Badan baru ini, sebagaimana diamanatkan UU Mata Uang, terdiri dari lima unsur yaitu Badan Intelijen Negara, Kepolisian, Kejaksaan Agung, Kementerian Keuangan, dan Bank Indonesia.

Kepala Biro Humas Bank Indonesia, Difi Johansyah, mengatakan pihaknya belum diinformasikan soal pembentukan badan baru ini. Meski demikian, ia mengakui tidak ada masalah karena BI selama ini sudah sering bekerjasama dengan Botasupal.

Senada, kepolisian pun menyatakan kesiapan. Kombes Agung Setya, Direktur Direktorat II Tindak Pidana Ekonomi Khusus Badan Reserse Kriminal Mabes Polri, menegaskan kepolisian sudah memiliki aparat yang memberantas uang palsu.

“Saat ini, sudah ada subdirektorat Uang dan Dokumen Palsu, disebut Udpal, di bawah direktorat kriminal khusus Mabes Polri. Unit penyidik fiskal moneter pun sudah ada di setiap polda di seluruh Indonesia,” katanya.

Persoalannya, UU Mata Uang tidak mengatur dengan jelas mengenai badan baru ini. Hanya ada satu pasal dengan tiga ayat dari empat puluh pasal dalam undang-undang ini. Sebagian besar pengaturannya diserahkan kepada presiden melalui Peraturan Presiden.

Pasal 28
(1) Pemberantasan Rupiah Palsu dilakukan oleh Pemerintah melalui suatu badan yang mengoordinasikan pemberantasan Rupiah Palsu.
(2) Badan sebagaimana dimaksud pada ayat (1) terdiri atas unsur:
a. Badan Intelijen Negara;
b. Kepolisian Negara Republik Indonesia;
c. Kejaksaan Agung;
d. Kementerian Keuangan; dan
e. Bank Indonesia.
(3) Ketentuan mengenai tugas, wewenang, dan tanggung jawab badan sebagaimana dimaksud pada ayat (1) diatur dengan Peraturan Presiden.

Achsanul mengakui, DPR cenderung untuk menyerahkan sepenuhnya kepada pemerintah, baik melalui Peraturan Pemerintah maupun Peraturan Presiden.

“Badan apa namanya, bagaimana dan kapan bentuknya, biar nanti Peraturan Pemerintah yang menentukan,” katanya.

Dari sisi pembuatan peraturan perundang-undangan, hal ini menuai kritik.

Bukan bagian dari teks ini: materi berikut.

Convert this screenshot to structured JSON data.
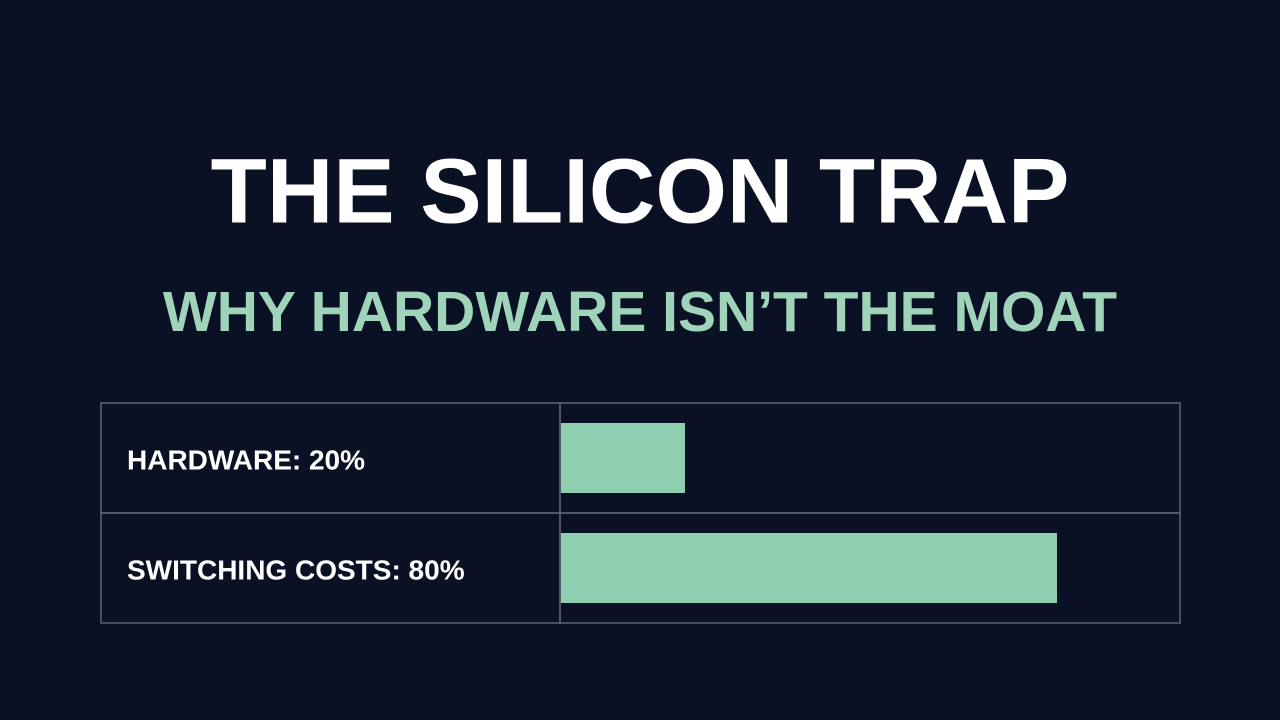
{
  "chart_data": {
    "type": "bar",
    "orientation": "horizontal",
    "title": "THE SILICON TRAP",
    "subtitle": "WHY HARDWARE ISN’T THE MOAT",
    "categories": [
      "HARDWARE: 20%",
      "SWITCHING COSTS: 80%"
    ],
    "values": [
      20,
      80
    ],
    "color": "#8ecfb2",
    "xlim": [
      0,
      100
    ]
  }
}
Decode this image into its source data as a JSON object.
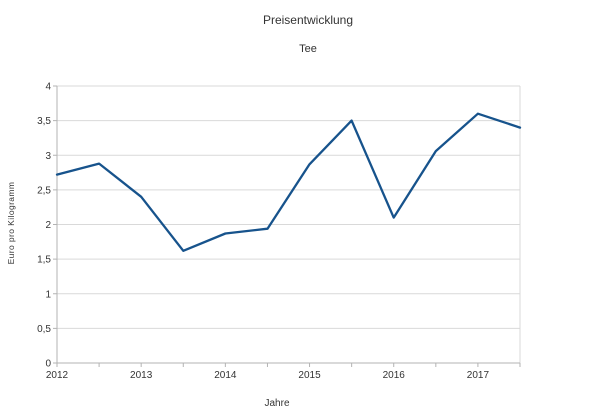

Pengajar Ilmu Perundang-Undangan Fakultas Hukum UI, Sony Maulana Sikumbang, mengatakan seharusnya di UU Mata Uang disebutkan terlebih dahulu mengenai pengaturan badan baru ini. Di antaranya mengenai bentuk badan, kedudukannya, dan soal penganggaran.

Di luar soal teknis pengundangan, Sony mempertanyakan urgensi pembentukan badan koordinasi ini. “Pertanyaan paling penting, mengapa harus dibentuk badan koordinasi. Apakah yang ada sekarang tidak cukup. Lalu, bagaimana sifat badan baru ini, apakah sementara atau tetap,” kritisnya.

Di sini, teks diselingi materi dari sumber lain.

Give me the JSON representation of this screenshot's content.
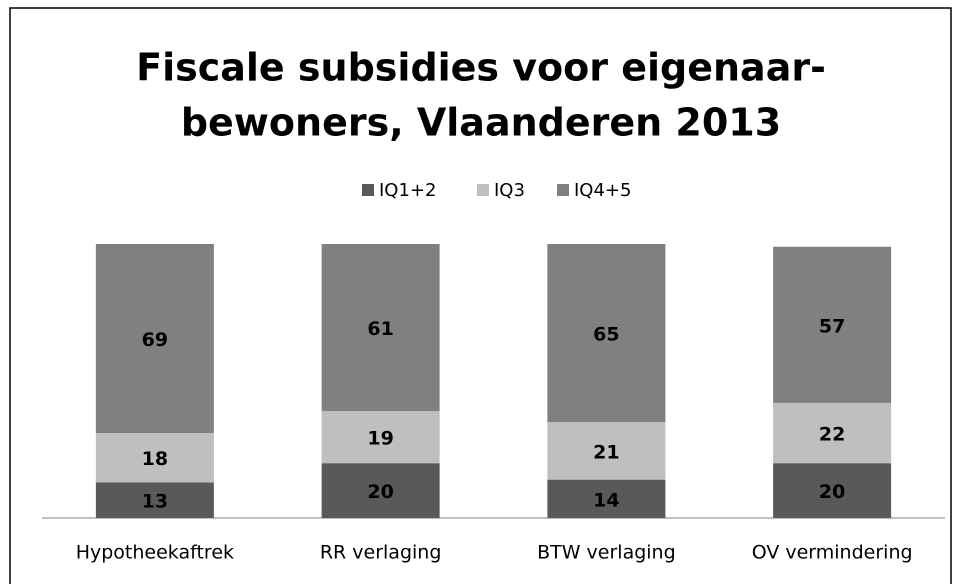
{
  "chart_data": {
    "type": "stacked_bar",
    "title": [
      "Fiscale subsidies voor eigenaar-",
      "bewoners, Vlaanderen 2013"
    ],
    "categories": [
      "Hypotheekaftrek",
      "RR verlaging",
      "BTW verlaging",
      "OV vermindering"
    ],
    "series": [
      {
        "name": "IQ1+2",
        "color": "#595959",
        "values": [
          13,
          20,
          14,
          20
        ]
      },
      {
        "name": "IQ3",
        "color": "#bfbfbf",
        "values": [
          18,
          19,
          21,
          22
        ]
      },
      {
        "name": "IQ4+5",
        "color": "#808080",
        "values": [
          69,
          61,
          65,
          57
        ]
      }
    ],
    "legend": "top"
  }
}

Satu hal yang pasti, lanjutnya, pembentukan badan baru berarti penambahan beban bagi anggaran negara. “Tentu harus ada penganggaran baru, sekretariat baru, dan lainnya. Sementara, badan non-kementerian yang sudah ada saat ini sudah banyak sekali,” ujarnya.

Kekhawatiran Sony tidak berlebihan. Hasil penelitian Lembaga Kajian dan Advokasi untuk Independensi Peradilan (LeIP), Indonesia memiliki setidaknya lima puluh tiga lembaga non struktural, baik yang berada di bawah pemerintah maupun independen.

Peneliti Pusat Studi Hukum dan Kebijakan (PSHK), Ronal Rofiandri, mengatakan banyak di antara lembaga itu yang tidak jelas tugas serta kinerjanya. Beberapa juga terlihat memiliki tugas yang sama.

Kita baru tahu ada Dewan Gula Nasional, Dewan Buku Nasional, atau Badan Pengembangan Kehidupan Bernegara. Bahkan, Komisi Kepegawaian Negara, sesuai mandat UU No. 43 Tahun 1999 tentang Pokok-Pokok Kepegawaian ternyata sampai sekarang belum terbentuk. Lebih asing lagi Akademi Ilmu Pengetahuan Indonesia (AIPI), yang tidak sepopuler LIPI,” pungkasnya.

Keberadaan lembaga yang berlebihan ini tentu miris di tengah keluhan pemerintah mengenai kurangnya anggaran negara untuk subsidi berbagai kebutuhan dasar rakyat.